IEG, quotazione in Borsa: cambio di scenario dopo due mesi

Mercoledì, 17 Ottobre 2018

Se dopo appena due mesi l’iter per la quotazione in Borsa di IEG torna in consiglio comunale con modifiche che potevano tranquillamente essere previste, significa che non si avevano le idee chiare. È una constatazione che preoccupa, vista l’importanza degli interessi in gioco. Per primo Cristiano Mauri, e poi a seguire altri esponenti della minoranza, hanno espresso questa perplessità di fronte al fatto che nel giro di sessanta giorni si cambino le carte in tavola. Una questione come la quotazione in Borsa non era stata sufficientemente ponderata dagli uffici? L’assessore Gian Luca Brasini ha risposto che la quotazione in Borsa non è una pratica che si istruisce tutti i giorni, quindi meglio due passaggi che uno solo se ciò serve a migliorare il progetto.

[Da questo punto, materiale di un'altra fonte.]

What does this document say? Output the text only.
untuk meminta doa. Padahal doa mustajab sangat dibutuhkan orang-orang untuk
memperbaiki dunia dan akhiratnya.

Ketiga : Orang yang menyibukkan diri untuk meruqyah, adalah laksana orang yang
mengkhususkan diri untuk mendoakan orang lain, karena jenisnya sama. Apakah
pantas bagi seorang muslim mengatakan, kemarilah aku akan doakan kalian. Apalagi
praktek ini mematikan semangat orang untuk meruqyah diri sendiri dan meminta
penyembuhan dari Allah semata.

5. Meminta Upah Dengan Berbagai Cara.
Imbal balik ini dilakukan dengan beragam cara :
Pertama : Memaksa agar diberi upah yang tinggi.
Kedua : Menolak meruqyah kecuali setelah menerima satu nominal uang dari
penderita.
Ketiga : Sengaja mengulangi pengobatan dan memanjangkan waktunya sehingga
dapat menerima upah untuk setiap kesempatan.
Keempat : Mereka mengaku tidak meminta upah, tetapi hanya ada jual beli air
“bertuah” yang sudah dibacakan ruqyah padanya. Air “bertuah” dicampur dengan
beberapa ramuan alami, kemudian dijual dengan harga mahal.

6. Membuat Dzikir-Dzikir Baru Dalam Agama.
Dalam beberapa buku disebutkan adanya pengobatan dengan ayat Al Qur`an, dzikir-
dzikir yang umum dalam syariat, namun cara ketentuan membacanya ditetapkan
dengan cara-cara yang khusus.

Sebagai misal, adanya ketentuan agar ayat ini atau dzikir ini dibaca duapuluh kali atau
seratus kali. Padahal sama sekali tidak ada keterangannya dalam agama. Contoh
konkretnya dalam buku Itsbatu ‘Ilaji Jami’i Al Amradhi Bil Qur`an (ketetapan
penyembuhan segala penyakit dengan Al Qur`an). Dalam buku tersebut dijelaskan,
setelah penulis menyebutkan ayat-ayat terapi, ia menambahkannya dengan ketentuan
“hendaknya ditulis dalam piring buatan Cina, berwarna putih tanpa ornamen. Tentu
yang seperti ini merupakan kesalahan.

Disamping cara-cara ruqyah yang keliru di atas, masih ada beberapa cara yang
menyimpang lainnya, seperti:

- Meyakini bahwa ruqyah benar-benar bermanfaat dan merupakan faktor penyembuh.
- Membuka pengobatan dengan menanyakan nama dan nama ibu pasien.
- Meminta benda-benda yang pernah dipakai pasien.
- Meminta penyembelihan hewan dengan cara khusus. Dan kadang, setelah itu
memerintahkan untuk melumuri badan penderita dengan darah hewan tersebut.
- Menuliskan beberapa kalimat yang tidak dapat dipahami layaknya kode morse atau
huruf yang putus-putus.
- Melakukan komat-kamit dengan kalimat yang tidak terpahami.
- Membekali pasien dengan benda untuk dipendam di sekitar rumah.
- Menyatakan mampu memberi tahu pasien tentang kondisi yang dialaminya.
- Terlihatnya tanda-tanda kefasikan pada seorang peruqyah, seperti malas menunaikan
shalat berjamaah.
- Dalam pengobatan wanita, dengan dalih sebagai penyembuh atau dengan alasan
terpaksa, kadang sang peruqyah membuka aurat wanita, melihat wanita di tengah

Cosa è dunque cambiato? Le modifiche non sono marginali. La quotazione sarà effettuata prioritariamente nel segmento ordinario e, solo se possibile, in quello Star (ad agosto era invece stato indicato il solo segmento Star). Se due mesi fa le operazioni dovevano concludersi entro il 31 dicembre 2018, adesso si è stabilito che il termine scadrà il 30 giugno 2019; quindi se a novembre non ci dovessero essere le condizioni ottimali, si proverà a primavera. Era stato deliberato che dall’operazione dovessero scaturire circa 18 milioni, la cui maggior parte destinata ad estinguere il mutuo con Unicredit per il Palazzo dei Congressi. Ora invece si è stabilito che dalla quotazione devono arrivare almeno 18 milioni. È stato anche precisato che l’estinzione anticipata del mutuo dovrà riguardare almeno la somma di 15 milioni e che di conseguenza bisognerà ridurre di 6,5 milioni le azioni date in pegno ad Unicredit.

Si darà la possibilità ai dipendenti di acquistare azioni ma solo per un ammontare complessivo di 100 mila euro: il consigliere Renzi ha chiesto il perché di questo limite ma non ha avuto risposta.

È stata introdotta la clausola cosiddetta green shoes, cioè la possibilità di collocare sul mercato un ulteriore 10 per cento di azioni al fine di stabilizzare la quotazione nei primi trenta giorni. Sempre al fine di stabilizzare la quotazione, è stata autorizzata IEG ad acquistare azioni proprie.

Saranno stipulati due distinti patti di sindacato fra Rimini Congressi, detentrice del pacchetto di controllo, e  Vicenza e con la Regione Emilia Romagna per poter sempre nominare un membro in consiglio d’amministrazione.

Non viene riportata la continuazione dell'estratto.